Max Greyserman finishes second in attempt to repeat at N.J. Open
CLIFTON, N.J. — Tyler Hall, the new Director of Instruction at Upper Montclair Country Club and a native of Wayne, has returned home in a big way.

Just six months into his new job after 10 years on the mini-tour circuit, Hall, 33, annexed one of the biggest victories of his career by winning the 95th New Jersey State Golf Association Open Championship by seven shots on Thursday, July 16, at the Rockaway River Country Club in Denville.

Thanks to a late birdie run, Hall fired a 4-under-par 68 for a three day total of 68-69-68-205 to outdistance defending champion, amateur Max Greyserman of Crestmont (67-73-72-212) by seven shots and collect the winner’s check of $15,000 in the event sponsored by the Lincoln Motor Company.

Tied for third at 213 were pro Brett Jones of Due Process Stable (70-213) and Spring Lake amateur Mike Stamberger, whose seven-under 65 was the low round of the tournament. Greyserman was coming off back-to-back major championships of the 2014 State Open and 2015 State Amateur. The low 25 scorers (and ties) gained exemptions into the 2016 State Open at Galloping Hill Golf Course.

“This is validation to know the time and work I put into my game is paying off,” said Hall, who won the 2011 Met Open, his previous biggest win that allowed him to spend three more years in the mini-tour world. “I will never give up on my ability to compete at the highest levels.

“I will play in whatever event I can get into.
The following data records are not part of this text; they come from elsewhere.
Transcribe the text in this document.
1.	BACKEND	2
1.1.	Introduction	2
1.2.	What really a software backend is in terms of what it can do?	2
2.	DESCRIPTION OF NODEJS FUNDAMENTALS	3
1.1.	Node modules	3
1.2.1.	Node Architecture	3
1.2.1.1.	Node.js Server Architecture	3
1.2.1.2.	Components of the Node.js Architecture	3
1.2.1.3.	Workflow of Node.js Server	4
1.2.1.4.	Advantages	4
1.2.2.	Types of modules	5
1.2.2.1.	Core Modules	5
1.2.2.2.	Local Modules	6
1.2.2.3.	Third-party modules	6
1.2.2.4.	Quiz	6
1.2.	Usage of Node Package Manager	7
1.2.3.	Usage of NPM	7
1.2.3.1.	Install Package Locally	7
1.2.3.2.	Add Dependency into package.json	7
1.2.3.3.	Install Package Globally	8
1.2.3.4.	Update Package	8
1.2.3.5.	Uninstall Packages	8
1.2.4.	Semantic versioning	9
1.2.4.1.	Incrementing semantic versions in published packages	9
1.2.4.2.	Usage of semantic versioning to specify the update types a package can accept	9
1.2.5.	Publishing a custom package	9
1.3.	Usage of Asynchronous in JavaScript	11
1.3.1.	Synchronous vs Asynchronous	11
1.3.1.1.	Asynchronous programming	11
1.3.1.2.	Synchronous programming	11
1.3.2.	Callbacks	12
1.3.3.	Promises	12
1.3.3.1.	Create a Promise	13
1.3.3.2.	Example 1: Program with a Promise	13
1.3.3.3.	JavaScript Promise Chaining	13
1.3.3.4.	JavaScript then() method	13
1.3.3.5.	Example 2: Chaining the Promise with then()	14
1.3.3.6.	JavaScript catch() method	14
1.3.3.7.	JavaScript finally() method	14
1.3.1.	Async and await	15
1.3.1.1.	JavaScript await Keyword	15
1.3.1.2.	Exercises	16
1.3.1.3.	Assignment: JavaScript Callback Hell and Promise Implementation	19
Now, I’m a golfer, teacher and father.” Hall last played in the State Open in 2004.

Hall called 2015 the biggest year of his life, which includes his new job, a six-month-old baby daughter, and now his State Open championship. He had extra motivation in his daughter, Finley.

"I thought this was about winning for her. Also, I promised her a pony if I won."

According to Hall, this was the right moment in his life to forsake the mini-tour life and come back to his New Jersey roots.

“It got hard to chase it financially,” said Hall of his decision to return to his home state where his father, Larry, has served as a long-time head professional at both Forest Hill Field Club and the Packanack Golf Club.

“I’m here to stay. I’m always confident in my ability to compete and grind. I had a number in mind, if I got to 10-under for the week, then somebody would have to do something special to beat me,” said Hall, who posted victories on three different tours and played in one PGA event, the Buick Open, and missed the cut by one stroke.

Hall entered the final round with a two-stroke lead over Greyserman, and nearly lost it when he bogeyed the both the par-3 sixth and par-4 seventh to stand at six-under following Greyserman, who, playing one group ahead, had back-to-back birdies on at the par-4 fifth and sixth holes and stood at five-under.

But Hall birdied both par-4s, the eighth and ninth holes, to go eight-under at the turn. When Greyserman bogeyed the par-4 10th hole, Hall’s lead was back to two shots and it stood that way through 13 holes.

Hall was in-between clubs on the par-3, 182-yard 14th hole, when he noticed playing partner Ryan Snouffer of Panther Valley had success with an 8-iron. Hall’s 8-iron put him to four feet and began a barrage of four straight birdies that punctuated his victory.

“That was where I felt I could finally breathe. I felt that was my biggest shot of the championship,” Hall said.

He followed with a short putt for birdie on the par-five No. 15, and rolled in a pair of 15-footers for birdies on the par-4s Nos. 16 and 17 holes.

“Now, I have an amazing perspective as a new father. There’s not the same weight on my shoulders. At the end of the day, I’m still daddy,” he said.

Greyserman, 20, the Duke University rising junior, couldn’t match his opening round 67 that had given him the early lead.

“The last two days I played poorly. I didn’t do anything well. I didn’t make putts. I couldn’t capitalize on the good shots I made. I only hit four fairways today. I had my chances. I’m still the top amateur here, so I’ll take some positives out of this going forward,” said Greyserman, who later this summer will compete in both the Met Amateur and the U.S. Amateur.